Rights group: Tripoli should probe town’s 338 missing people

CAIRO (AP) — A leading rights group on Thursday urged Libya’s U.N.-backed government to investigate the fate of hundreds of people missing from a key town near the capital, Tripoli. Dozens of mass graves were found there after the withdrawal of a much-feared militia last summer.

In a statement, Human Rights Watch quoted Libyan officials as saying that at least 338 residents of the town of Tarhuna were reported missing. The majority of them disappeared during a 14-month-long military campaign led by forces loyal to a rival government, based in eastern Libya, to capture the capital, according to the report.

Since 2015, Libya has been divided between two governments, the U.N.-supported one based in Tripoli and the one in the east, each backed by a vast array of militias.

In April 2019, east-based commander Khalifa Hifter and his forces marched on Tripoli in an attempt to take the city and tried to co-opt some rival militias. At the time, the town of Tarhuna was under the control of the notorious al-Kaniyat militia, which had initially sworn allegiance to the Tripoli government.

But the militia changed sides in 2019, siding with Hifter and granting his troops access to Tarhuna, a strategic town some 65 kilometers (41 miles) southeast of the Libyan capital. Since then, the Tripoli government has discovered 27 mass graves but is still working to identify the bodies, said HRW.
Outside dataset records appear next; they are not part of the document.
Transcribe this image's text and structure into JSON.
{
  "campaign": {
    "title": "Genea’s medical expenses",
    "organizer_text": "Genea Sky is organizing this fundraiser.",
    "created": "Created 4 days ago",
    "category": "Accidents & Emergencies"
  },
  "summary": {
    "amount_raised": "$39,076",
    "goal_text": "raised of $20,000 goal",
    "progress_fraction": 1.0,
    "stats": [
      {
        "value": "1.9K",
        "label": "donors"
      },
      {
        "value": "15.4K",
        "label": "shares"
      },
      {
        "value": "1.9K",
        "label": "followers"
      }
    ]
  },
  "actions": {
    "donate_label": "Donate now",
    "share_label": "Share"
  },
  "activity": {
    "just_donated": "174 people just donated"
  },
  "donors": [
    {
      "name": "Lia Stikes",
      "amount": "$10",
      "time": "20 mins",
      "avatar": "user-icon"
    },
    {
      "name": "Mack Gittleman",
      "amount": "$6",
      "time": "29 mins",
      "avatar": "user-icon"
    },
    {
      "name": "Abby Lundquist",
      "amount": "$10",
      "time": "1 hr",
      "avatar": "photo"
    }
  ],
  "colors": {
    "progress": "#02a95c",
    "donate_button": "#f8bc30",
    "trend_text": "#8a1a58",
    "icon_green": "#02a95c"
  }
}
“Families in Tarhuna whose loved ones went missing face a difficult time moving forward with their lives,” said Hanan Salah, Human Rights Watch’s senior Libya researcher. “The authorities should act on the grim discovery of mass graves by taking proper steps to identify the bodies and bringing those responsible for abuses to justice.”

In November, the U.S. Treasury sanctioned al-Kaniyat and its leader Mohamed al-Kani after finding it responsible for killing civilians whose bodies were discovered in numerous mass graves in Tarhuna, as well as torture, forced disappearances and displacement of civilians.

Salah said that not just al-Kani’s militia but also senior commanders among Hifter’s forces “could be criminally liable for abuses committed by al-Kaniyat militia in Tarhouna for which they had command responsibility.”

Family members of the disappeared told HRW that their relatives were not fighters but were targeted because they opposed al-Kaniyat or the 2011 uprising that led to the ouster and killing of longtime dictator Moammar Gadhafi, whose rule was supported by the al-Kani family.

Kamal al-Siwi, head of the Tripoli government’s Public Authority for Search and Identification of Missing Persons, told HRW that his agency has exhumed 120 bodies, including women and children, in and around Tarhuna. Some of the bodies were found handcuffed and most were in an “advanced state of decay,” which made it hard for relatives to identify them, said al-Siwi in the HRW report.

Only three exhumed bodies have been identified so far and returned to their families for burial, added al-Siwi. He blamed the delay in identifying bodies on a lack of resources needed to operate a DNA analysis laboratory.

HRW urged foreign governments and the U.N. to help with the Libyan government’s grave site investigations by providing forensic experts and conducting DNA testing.